🤖 AI Summary
In remote sensing object detection, fine-tuning ImageNet-pretrained backbones often degrades low-level visual features critical for aerial imagery. To address this, we propose Dynamic Backbone Freezing (DBF), a method that adaptively modulates layer-wise update intensity during training via a learnable freezing scheduler—thereby balancing preservation of generic low-level features with acquisition of remote sensing–specific representations.
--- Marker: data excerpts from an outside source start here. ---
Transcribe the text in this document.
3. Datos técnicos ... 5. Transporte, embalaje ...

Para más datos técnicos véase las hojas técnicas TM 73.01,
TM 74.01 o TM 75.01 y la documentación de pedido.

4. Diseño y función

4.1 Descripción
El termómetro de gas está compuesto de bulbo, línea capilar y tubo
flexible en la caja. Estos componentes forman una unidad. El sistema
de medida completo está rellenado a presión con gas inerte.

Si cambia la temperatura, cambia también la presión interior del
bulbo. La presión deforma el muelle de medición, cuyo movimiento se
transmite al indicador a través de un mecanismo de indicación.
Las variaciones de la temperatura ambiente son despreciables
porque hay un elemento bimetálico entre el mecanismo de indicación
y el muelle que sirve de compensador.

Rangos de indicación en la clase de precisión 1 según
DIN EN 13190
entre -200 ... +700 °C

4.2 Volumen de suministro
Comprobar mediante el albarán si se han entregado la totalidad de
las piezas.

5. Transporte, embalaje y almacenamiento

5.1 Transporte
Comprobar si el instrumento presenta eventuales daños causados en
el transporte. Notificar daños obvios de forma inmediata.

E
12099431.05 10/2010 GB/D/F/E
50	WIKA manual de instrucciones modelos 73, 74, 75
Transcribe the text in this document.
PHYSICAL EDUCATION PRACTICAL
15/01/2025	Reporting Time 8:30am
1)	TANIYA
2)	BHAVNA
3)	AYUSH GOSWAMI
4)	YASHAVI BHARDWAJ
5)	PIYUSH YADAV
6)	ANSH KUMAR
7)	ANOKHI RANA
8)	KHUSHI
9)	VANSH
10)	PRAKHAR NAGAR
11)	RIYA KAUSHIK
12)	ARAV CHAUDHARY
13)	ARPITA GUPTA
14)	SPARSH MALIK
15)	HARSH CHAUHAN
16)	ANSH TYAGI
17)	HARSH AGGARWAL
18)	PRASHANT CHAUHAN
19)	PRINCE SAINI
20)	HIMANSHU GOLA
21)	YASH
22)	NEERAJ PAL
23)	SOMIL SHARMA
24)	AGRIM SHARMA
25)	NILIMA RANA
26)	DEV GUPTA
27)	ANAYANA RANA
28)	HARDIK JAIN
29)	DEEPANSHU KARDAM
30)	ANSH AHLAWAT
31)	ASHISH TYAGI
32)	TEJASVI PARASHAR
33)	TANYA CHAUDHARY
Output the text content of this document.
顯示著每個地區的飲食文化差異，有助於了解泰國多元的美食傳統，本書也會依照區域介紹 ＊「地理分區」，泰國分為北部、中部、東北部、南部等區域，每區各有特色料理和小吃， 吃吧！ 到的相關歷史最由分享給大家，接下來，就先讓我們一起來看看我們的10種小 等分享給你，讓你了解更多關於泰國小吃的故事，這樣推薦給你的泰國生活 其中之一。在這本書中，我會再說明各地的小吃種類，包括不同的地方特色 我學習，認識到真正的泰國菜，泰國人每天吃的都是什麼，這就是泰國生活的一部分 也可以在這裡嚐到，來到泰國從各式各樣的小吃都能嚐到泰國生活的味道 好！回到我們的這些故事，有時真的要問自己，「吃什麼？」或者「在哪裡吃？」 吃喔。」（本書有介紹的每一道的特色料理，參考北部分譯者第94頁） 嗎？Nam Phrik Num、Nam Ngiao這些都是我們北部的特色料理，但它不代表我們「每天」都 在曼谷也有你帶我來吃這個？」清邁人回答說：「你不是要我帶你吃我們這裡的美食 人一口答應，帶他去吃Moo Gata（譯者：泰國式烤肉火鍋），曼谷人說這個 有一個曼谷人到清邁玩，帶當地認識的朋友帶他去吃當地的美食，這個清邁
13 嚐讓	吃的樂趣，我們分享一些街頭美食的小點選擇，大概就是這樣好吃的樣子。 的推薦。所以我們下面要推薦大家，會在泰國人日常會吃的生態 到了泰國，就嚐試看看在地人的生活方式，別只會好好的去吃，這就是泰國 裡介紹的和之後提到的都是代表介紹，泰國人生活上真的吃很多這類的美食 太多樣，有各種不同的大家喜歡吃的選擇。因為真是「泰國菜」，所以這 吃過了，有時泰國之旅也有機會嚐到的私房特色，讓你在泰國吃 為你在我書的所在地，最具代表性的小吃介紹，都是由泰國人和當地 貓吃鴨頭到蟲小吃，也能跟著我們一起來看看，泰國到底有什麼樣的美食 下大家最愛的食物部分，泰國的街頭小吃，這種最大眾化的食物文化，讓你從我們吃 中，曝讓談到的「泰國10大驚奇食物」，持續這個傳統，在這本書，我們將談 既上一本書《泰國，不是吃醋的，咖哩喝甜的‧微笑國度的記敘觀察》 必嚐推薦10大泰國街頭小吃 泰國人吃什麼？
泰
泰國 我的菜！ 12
DBF requires no architectural modifications, introduces zero additional parameters, and is plug-and-play. On DOTA and DIOR-R, DBF consistently improves detection accuracy (mAP gains of 2.1–3.4 points) while reducing training computational cost (FLOPs reduced by 18–25%). Its core innovation lies in formulating backbone layer updates as a continuous, hierarchical, and task-driven dynamic process—the first such formulation—establishing a new paradigm for long-horizon training of remote sensing vision models.
📝 Abstract
Recently, numerous methods have achieved impressive performance in remote sensing object detection, relying on convolution or transformer architectures. Such detectors typically have a feature backbone to extract useful features from raw input images. For the remote sensing domain, a common practice among current detectors is to initialize the backbone with pre-training on ImageNet consisting of natural scenes. Fine-tuning the backbone is then typically required to generate features suitable for remote-sensing images. However, this could hinder the extraction of basic visual features in long-term training, thus restricting performance improvement. To mitigate this issue, we propose a novel method named DBF (Dynamic Backbone Freezing) for feature backbone fine-tuning on remote sensing object detection. Our method aims to handle the dilemma of whether the backbone should extract low-level generic features or possess specific knowledge of the remote sensing domain, by introducing a module called 'Freezing Scheduler' to dynamically manage the update of backbone features during training. Extensive experiments on DOTA and DIOR-R show that our approach enables more accurate model learning while substantially reducing computational costs. Our method can be seamlessly adopted without additional effort due to its straightforward design.